Greetings Friends. Please pardon my silence but study has kept me preoccupied. That, and I've just changed jobs, churches and have some big plans in the pipe line. So this doesn't really allow me enough time to blog all the things I want to. But I'm hoping within the next couple of weeks things will settle and my research into 1 Peter can continue. Take care, sean D.

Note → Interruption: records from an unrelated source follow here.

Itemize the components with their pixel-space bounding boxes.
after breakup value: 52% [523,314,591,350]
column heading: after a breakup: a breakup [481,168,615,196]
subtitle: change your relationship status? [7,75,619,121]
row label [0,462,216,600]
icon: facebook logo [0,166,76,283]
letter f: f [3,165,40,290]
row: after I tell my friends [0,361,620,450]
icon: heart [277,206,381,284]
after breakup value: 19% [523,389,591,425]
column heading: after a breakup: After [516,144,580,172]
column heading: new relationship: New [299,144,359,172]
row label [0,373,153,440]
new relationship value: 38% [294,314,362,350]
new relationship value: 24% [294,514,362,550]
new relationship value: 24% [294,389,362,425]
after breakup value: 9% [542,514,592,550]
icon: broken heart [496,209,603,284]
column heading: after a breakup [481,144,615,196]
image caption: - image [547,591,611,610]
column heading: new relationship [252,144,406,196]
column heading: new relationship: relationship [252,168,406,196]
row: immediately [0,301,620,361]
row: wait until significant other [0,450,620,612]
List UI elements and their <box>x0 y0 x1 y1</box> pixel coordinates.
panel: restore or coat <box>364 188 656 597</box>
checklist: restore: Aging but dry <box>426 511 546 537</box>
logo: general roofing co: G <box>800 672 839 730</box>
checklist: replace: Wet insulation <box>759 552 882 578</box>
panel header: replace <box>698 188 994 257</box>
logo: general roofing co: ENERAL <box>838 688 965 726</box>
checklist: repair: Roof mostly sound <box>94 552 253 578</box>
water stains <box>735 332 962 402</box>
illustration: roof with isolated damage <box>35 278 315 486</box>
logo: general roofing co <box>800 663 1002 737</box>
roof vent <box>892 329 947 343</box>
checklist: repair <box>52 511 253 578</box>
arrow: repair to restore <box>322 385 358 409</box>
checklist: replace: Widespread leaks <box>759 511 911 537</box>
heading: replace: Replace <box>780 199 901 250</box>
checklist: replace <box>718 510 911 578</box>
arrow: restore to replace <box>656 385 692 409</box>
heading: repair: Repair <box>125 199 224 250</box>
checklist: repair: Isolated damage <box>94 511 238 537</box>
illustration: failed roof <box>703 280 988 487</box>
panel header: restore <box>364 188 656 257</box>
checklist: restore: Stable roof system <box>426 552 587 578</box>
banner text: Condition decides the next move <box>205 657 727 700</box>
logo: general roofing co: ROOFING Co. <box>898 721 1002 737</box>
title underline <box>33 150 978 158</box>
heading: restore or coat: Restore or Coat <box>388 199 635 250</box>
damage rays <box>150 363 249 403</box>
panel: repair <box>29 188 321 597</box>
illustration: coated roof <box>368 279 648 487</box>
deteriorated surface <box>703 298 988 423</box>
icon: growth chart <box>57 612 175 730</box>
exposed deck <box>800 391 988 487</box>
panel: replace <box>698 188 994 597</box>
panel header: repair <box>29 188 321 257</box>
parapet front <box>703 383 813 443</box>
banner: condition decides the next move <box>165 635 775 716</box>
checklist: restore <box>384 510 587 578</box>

Wednesday, August 13, 2008
As a pastor and New Testament student these two worlds often collide. Nowhere is this more evident at the moment than with many who are now engaged in what is quickly being labelled “A churchless faith”. Frank Viola and George Barna’s Pagan Christianity has advanced this view into a more popular arena. Ben Witherington has offered thoughts on the matter, even adding Howard Snyder’s review of Pagan Christianity to his blog. Witherington recommends James Burtchaell's important monograph From Synagogue to Church. Public Services and Offices in the Earliest Christian Communities (Cambridge U. Press, 1992), which I’ve now ordered and will devour soon. I’m sure Robert Banks’ book Paul’s Idea of Community would be helpful, and so I’ve added that to the list. Does anyone know of any other books on this topic? I’m specifically looking for the impossible, you know, books on characteristics of early Christian gatherings, the various ingredients that made up their gatherings. I’m also not wishing to confine this research to the New Testament documents alone, so I’m very interested in the Didache and other literature of early Christianity that may shed light on this topic. Can anyone recommend any helpful commentaries on The Didache? I’m caught between Kurt Niederwimmer and Aaron Milavec. Milavec looks to be exhaustive, having 1000pgs of comments and discussion. But the Niederwimmer is in a respected series. Anyone have any thoughts on either of these?
Tuesday, August 05, 2008
Well, SBL International 2008 was fantastic. The academic environment was superb, and the bookshop – especially BRILL- made the experience fantastic. The highlight for me was probably hanging out with Warren Carter, and then Bruce Winter. Both men were friendly and very forthcoming with helpful ideas and critiques of my suggested research areas. Carter alerted me to some material he had written on 1 Peter, and then invited me to respond to him. I’ll be distilling my thoughts and then blog my response. Bruce Winter was so kind and helpful, a stunning example of scholarship and piety. Winter has done quite a bit of work on 1 Peter, but hasn’t published much of it. As my interests are now focussed on 1 Peter, he offered to review some of the stuff I’d be working on. The best session for me was the Symposium on Bob Jewett’s Roman’s commentary. Doug Campbell, Paul Trebilco and Jewett’s response were outstanding. Eddie and I walked out thinking “do we know anything?” The level of discussion was just superb. Jewett even made his way over to us to find out what we were studying, how we found the session and what our thoughts were. WOW! My friends have now graciously agreed to buy me this commentary for my B-day. I love my friends… The bookshop was quite helpful, especially the Brill titles that were heavily discounted. My semi-embarrassing moment came when I began to chat to a guy about Reinhard Feldmeier’s newly translated commentary on 1 Peter (which I’m hoping to review soon). This guy was quite persistent that this was one of the best commentaries on 1 Peter. I was a bit hesitant, and I’m quite happy that Achtemeier and Green are the best commentaries on 1 Peter, with Elliott a close second. The banter when back and forth for a while and then we parted ways. Later on, I was told that the person I was talking to was Carey C. Newman, who is down to write a commentary on 1 Peter for the Smyth & Helwys series! Next time I’ll be more careful before I just start blabbing… PS: I still think I’m right about Achtemeier and Green. Feldmeier is helpful, but nowhere near as helpful or insightful as the former two. After SBL, I had lunch with my former mentor Mark Keown, lecturer in New Testament at Bible College of New Zealand. Mark had just come back from the Tyndale fellowship where he presented a paper on gospel proclamation in 1 Peter. I’m hoping to interact with Mark’s paper in a forthcoming blog.